We found that National Defence and Public Works and Government Services Canada generally complied with the policies and regulations regarding contract management with respect to the acquisition of the Cyclone helicopter. However, this was not the case with the advance contract award notice used by Public Works and Government Services Canada to procure the Chinook helicopter. As a result, it is our conclusion that the contract award process was not fair, open and transparent to potential suppliers. Public Works and Government Services Canada disagrees with this conclusion.
We also found that National Defence underestimated and understated the complexity and developmental nature of the helicopters it intended to buy. The substantial modifications to the basic models, resulted in significant cost increases and project delays.
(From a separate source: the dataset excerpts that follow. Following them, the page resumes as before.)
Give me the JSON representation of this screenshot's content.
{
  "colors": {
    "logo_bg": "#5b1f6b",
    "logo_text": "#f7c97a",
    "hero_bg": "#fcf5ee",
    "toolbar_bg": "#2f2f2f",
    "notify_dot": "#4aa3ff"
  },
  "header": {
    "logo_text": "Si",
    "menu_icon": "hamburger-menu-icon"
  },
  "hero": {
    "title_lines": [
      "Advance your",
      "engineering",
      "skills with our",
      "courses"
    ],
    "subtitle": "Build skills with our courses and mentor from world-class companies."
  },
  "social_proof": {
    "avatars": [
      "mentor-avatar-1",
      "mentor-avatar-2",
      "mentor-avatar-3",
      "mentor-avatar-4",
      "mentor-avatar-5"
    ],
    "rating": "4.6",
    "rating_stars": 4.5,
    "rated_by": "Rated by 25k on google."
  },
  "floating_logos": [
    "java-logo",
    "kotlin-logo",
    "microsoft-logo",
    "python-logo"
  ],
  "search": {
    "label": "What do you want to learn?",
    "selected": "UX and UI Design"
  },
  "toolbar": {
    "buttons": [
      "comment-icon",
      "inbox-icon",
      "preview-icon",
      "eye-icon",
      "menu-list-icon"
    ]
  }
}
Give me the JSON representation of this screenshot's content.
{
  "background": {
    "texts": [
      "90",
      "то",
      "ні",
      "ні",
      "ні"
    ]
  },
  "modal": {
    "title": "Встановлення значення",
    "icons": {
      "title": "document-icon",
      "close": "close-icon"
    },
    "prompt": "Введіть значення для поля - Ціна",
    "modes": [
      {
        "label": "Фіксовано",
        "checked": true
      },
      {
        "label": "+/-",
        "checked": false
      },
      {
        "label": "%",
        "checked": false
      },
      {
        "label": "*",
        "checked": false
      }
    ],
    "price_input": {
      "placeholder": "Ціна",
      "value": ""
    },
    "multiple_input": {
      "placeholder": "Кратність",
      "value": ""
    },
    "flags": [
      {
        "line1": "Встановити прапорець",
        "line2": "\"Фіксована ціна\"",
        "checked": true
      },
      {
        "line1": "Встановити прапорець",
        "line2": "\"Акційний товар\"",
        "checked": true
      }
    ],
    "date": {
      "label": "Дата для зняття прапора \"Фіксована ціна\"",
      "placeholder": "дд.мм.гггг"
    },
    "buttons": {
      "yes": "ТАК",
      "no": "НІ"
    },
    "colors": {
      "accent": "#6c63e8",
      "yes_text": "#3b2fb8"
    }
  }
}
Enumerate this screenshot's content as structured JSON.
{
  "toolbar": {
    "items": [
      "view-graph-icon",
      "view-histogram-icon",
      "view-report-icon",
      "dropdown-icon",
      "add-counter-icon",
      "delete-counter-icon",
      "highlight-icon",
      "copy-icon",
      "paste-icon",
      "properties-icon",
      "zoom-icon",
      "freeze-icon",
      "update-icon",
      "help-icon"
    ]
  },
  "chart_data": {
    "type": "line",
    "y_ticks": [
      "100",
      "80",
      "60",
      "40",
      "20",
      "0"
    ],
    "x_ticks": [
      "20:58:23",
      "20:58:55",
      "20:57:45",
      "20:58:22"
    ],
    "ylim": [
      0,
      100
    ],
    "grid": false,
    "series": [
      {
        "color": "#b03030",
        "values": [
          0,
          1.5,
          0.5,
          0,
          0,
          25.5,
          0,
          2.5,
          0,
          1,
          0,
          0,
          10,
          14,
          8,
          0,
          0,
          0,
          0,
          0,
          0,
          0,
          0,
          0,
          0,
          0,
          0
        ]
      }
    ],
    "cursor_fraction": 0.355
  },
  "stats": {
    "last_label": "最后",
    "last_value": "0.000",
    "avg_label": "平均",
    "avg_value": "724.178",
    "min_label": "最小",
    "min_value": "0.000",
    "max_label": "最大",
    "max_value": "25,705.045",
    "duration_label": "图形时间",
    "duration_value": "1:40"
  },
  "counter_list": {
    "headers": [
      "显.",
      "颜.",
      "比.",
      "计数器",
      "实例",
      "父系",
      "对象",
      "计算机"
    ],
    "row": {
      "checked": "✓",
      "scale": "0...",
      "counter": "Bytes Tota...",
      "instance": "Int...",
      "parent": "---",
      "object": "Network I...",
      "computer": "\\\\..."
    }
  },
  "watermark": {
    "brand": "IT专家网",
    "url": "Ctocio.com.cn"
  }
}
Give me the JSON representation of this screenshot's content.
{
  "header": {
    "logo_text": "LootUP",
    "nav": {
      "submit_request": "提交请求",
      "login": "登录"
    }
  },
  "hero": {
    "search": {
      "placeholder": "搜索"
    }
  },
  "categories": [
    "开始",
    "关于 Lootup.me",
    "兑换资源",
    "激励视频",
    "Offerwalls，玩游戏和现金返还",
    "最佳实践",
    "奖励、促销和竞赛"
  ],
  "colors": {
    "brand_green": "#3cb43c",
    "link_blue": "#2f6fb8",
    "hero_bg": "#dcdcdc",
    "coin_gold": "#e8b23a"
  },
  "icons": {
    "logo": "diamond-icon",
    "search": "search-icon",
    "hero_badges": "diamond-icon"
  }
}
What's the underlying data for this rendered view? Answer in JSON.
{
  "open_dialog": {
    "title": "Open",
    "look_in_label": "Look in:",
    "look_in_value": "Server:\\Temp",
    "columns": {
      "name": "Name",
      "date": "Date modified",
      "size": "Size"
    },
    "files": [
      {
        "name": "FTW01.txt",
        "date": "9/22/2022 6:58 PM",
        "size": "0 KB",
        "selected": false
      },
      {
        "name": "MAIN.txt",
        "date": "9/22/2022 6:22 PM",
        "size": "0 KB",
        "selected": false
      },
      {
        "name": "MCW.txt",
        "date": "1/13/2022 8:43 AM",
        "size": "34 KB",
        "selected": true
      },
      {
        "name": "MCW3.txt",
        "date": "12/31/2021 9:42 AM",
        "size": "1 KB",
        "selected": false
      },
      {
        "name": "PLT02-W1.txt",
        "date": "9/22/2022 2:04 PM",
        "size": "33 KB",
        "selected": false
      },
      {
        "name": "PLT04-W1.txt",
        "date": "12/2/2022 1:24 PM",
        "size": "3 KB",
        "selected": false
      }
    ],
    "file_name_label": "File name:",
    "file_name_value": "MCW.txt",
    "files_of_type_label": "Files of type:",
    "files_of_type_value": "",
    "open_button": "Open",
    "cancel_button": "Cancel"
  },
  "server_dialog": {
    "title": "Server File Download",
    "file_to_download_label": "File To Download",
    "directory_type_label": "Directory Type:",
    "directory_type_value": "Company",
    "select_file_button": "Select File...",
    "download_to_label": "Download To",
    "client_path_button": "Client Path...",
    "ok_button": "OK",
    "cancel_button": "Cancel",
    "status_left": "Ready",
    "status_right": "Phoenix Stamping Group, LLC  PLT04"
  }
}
After lengthy delays and significant cost increases, National Defence still has not completely estimated what it will cost to operate these helicopters. Without this costing information and sufficient funds, National Defence may have to curtail planned training and operations. This is cause for concern.
Let’s turn now to the chapter on registered charities. We examined how the Canada Revenue Agency encourages registered charities to comply with the Income Tax Act. Canadians donate billions of dollars to Canada’s 85,000 registered charities each year. We are pleased to note that the Agency is doing a good job of administering the Income Tax Act as it relates to these charities.
Facilitating the Flow of Imported Commercial Goods
Turning to the Canada Border Services Agency, we found that the Agency’s practices facilitate the flow of imported commercial goods into Canada. This is important when you consider that Canada imported over $440 billion in commercial goods in 2008.
The Agency is now working to ensure that it has the information it needs to effectively assess risks and collect the revenues owed by importers. It is important that it complete its plans and strategies to achieve this objective.
The last chapter of this Report looks at whether the Canadian Food Inspection Agency has planned for and responded to animal disease emergencies.
Animal disease outbreaks are particularly costly in terms of lost production—not to mention the threat to animal health, and in certain cases, human health. The Agency must be ready to act quickly when such emergencies arise.
We are pleased to note that the Agency has learned from its past experience and has put a lot of effort into improving its capacity to respond to emergencies. We encourage it to complete the remaining work it has identified.
Thank you. I am now prepared to answer any questions you may have.